Understanding Stateful and Stateless Processing in Kafka Streams (with Examples)

Updated: January 31, 2024 By: Guest Contributor Post a comment

Introduction

Apache Kafka has become the go-to technology for stream processing, often used in combination with its stream-processing library Kafka Streams. Understanding the difference between stateful and stateless processing is fundamental when working with Kafka Streams. This tutorial will break down the difference between the two, provide code examples for clarification, and help you decide when to use each one.

Understanding Stateless Processing

In stateless processing, each record is handled independently of one another. Neither previous records’ information nor a maintained state affects how a new record is processed. This makes stateless operations easier to implement and reason about.

Examples of Stateless Operations in Kafka Streams

  • Map
  • Filter
  • ForEach

Example 1: Filter Operation – Filtering records in Kafka Streams could be for a specific condition, like records with value greater than a threshold.

import org.apache.kafka.streams.StreamsBuilder;
import org.apache.kafka.streams.kstream.KStream;

StreamsBuilder builder = new StreamsBuilder();
KStream<String, Integer> initialStream = builder.stream("numbers-topic");
KStream<String, Integer> filteredStream = initialStream.filter((key, value) -> value > 10);
filteredStream.to("filtered-numbers-topic");

Here, we applied a filter operation on the KStream which contains String as key and Integer as value, forwarding only those records with values greater than 10.

Understanding Stateful Processing

In stateful processing, the processing of a record can depend on the state calculated from previous records or some external systems. Examples of stateful operations include aggregation, joins, and windowing.

Examples of Stateful Operations in Kafka Streams

  • Aggregates
  • Join Operations
  • Windowing

Example 2: Aggregation Operation – Here’s how you would perform an aggregation to count occurrences of numbers in given messages.

import org.apache.kafka.streams.StreamsBuilder;
import org.apache.kafka.streams.kstream.KStream;
import org.apache.kafka.streams.kstream.KGroupedStream;

StreamsBuilder builder = new StreamsBuilder();
KStream<String, String> sourceStream = builder.stream("numbers-topic");
KGroupedStream<String, String> groupedStream = sourceStream.groupByKey();
KTable<String, Long> aggregatedStream = groupedStream.count();

aggregatedStream.toStream().to("aggregated-numbers-topic");

This code example essentially counts the number of occurrences for each key and outputs a KTable, a changelog stream that represents updates to a table.

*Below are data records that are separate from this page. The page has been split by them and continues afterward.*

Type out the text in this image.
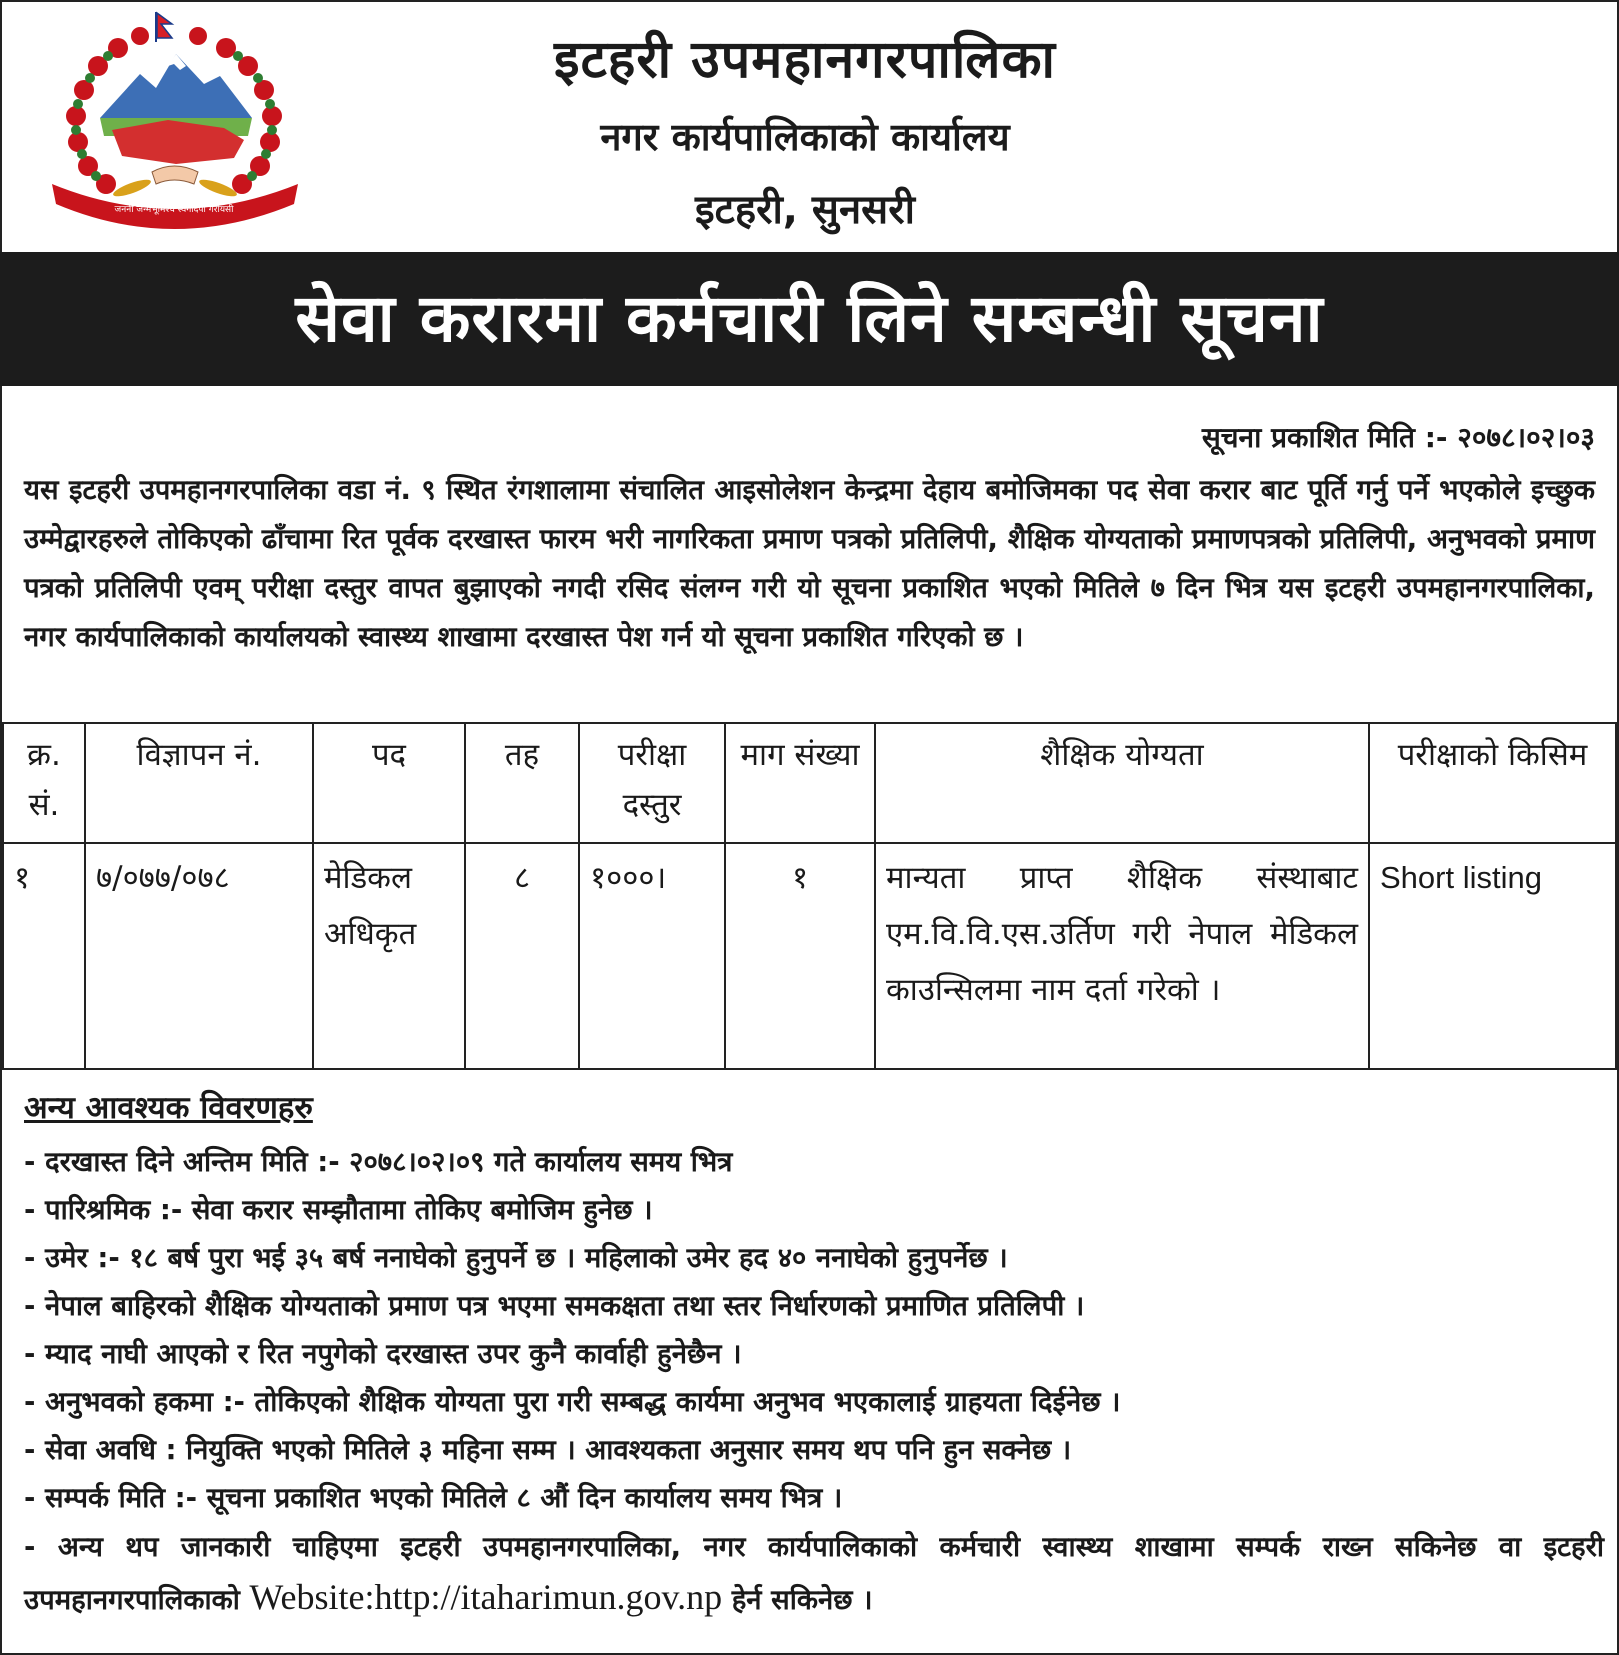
जननी जन्मभूमिश्च स्वर्गादपी गरीयसी
इटहरी उपमहानगरपालिका
नगर कार्यपालिकाको कार्यालय
इटहरी, सुनसरी
सेवा करारमा कर्मचारी लिने सम्बन्धी सूचना
सूचना प्रकाशित मिति :- २०७८।०२।०३
यस इटहरी उपमहानगरपालिका वडा नं. ९ स्थित रंगशालामा संचालित आइसोलेशन केन्द्रमा देहाय बमोजिमका पद सेवा करार बाट पूर्ति गर्नु पर्ने भएकोले इच्छुक उम्मेद्वारहरुले तोकिएको ढाँचामा रित पूर्वक दरखास्त फारम भरी नागरिकता प्रमाण पत्रको प्रतिलिपी, शैक्षिक योग्यताको प्रमाणपत्रको प्रतिलिपी, अनुभवको प्रमाण पत्रको प्रतिलिपी एवम् परीक्षा दस्तुर वापत बुझाएको नगदी रसिद संलग्न गरी यो सूचना प्रकाशित भएको मितिले ७ दिन भित्र यस इटहरी उपमहानगरपालिका, नगर कार्यपालिकाको कार्यालयको स्वास्थ्य शाखामा दरखास्त पेश गर्न यो सूचना प्रकाशित गरिएको छ ।
क्र. सं.	विज्ञापन नं.	पद	तह	परीक्षा दस्तुर	माग संख्या	शैक्षिक योग्यता	परीक्षाको किसिम
१	७/०७७/०७८	मेडिकल अधिकृत	८	१०००।	१	मान्यता प्राप्त शैक्षिक संस्थाबाट एम.वि.वि.एस.उर्तिण गरी नेपाल मेडिकल काउन्सिलमा नाम दर्ता गरेको ।	Short listing
अन्य आवश्यक विवरणहरु
- दरखास्त दिने अन्तिम मिति :- २०७८।०२।०९ गते कार्यालय समय भित्र
- पारिश्रमिक :- सेवा करार सम्झौतामा तोकिए बमोजिम हुनेछ ।
- उमेर :- १८ बर्ष पुरा भई ३५ बर्ष ननाघेको हुनुपर्ने छ । महिलाको उमेर हद ४० ननाघेको हुनुपर्नेछ ।
- नेपाल बाहिरको शैक्षिक योग्यताको प्रमाण पत्र भएमा समकक्षता तथा स्तर निर्धारणको प्रमाणित प्रतिलिपी ।
- म्याद नाघी आएको र रित नपुगेको दरखास्त उपर कुनै कार्वाही हुनेछैन ।
- अनुभवको हकमा :- तोकिएको शैक्षिक योग्यता पुरा गरी सम्बद्ध कार्यमा अनुभव भएकालाई ग्राहयता दिईनेछ ।
- सेवा अवधि : नियुक्ति भएको मितिले ३ महिना सम्म । आवश्यकता अनुसार समय थप पनि हुन सक्नेछ ।
- सम्पर्क मिति :- सूचना प्रकाशित भएको मितिले ८ औं दिन कार्यालय समय भित्र ।
- अन्य थप जानकारी चाहिएमा इटहरी उपमहानगरपालिका, नगर कार्यपालिकाको कर्मचारी स्वास्थ्य शाखामा सम्पर्क राख्न सकिनेछ वा इटहरी उपमहानगरपालिकाको Website:http://itaharimun.gov.np हेर्न सकिनेछ ।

Merging Stateful and Stateless Operations

Often, in real-world applications, stateful and stateless processing are combined to fulfill complex business requirements.

Example 3: Combining Filter and Aggregate – Imagine you want to count occurrences but only for certain values that pass through the filter.

....
KStream<String, Integer> filteredStream = initialStream.filter((key, value) -> value > 10);
KGroupedStream<String, Integer> groupedFilteredStream = filteredStream.groupByKey();
KTable<String, Long> countTable = groupedFilteredStream.count();
....

In this pattern, records are first filtered (stateless) and then counted (stateful).

Advanced Concepts

Stateful processing can also include more advanced concepts such as windowing, where data is aggregated over a specific time window.

Example 4: Windowing Operations – Here’s an example of a time window that counts occurrences within a 5-minute window.

import org.apache.kafka.streams.kstream.TimeWindows;
import org.apache.kafka.streams.kstream.Windowed;
import org.apache.kafka.streams.kstream.Materialized;

KStream<String, Integer> source = builder.stream("numbers-topic");

source.groupByKey()
.windowedBy(TimeWindows.of(Duration.ofMinutes(5)))
.count(Materialized.as("windowed-count-store"))
.toStream((Windowed windowedKey, Long value) -> windowedKey.toString())
.to("windowed-counts-topic");

In the above example, counts are updated per window per key, and those counts are published to another Kafka topic.

State Store Considerations

Stateful processing often involves state stores which are customizable and can be persistent or in-memory, depending on the fault-tolerance requirement.

Conclusion

In this tutorial, you’ve learned the difference between stateful and stateless processing within Kafka Streams and seen how they’re implemented through various examples. Recognizing when to use stateful versus stateless processing will enhance the scalability and robustness of your stream processing applications. Mastering these paradigms will provide you with a strong foundation to tackle complex streaming problems.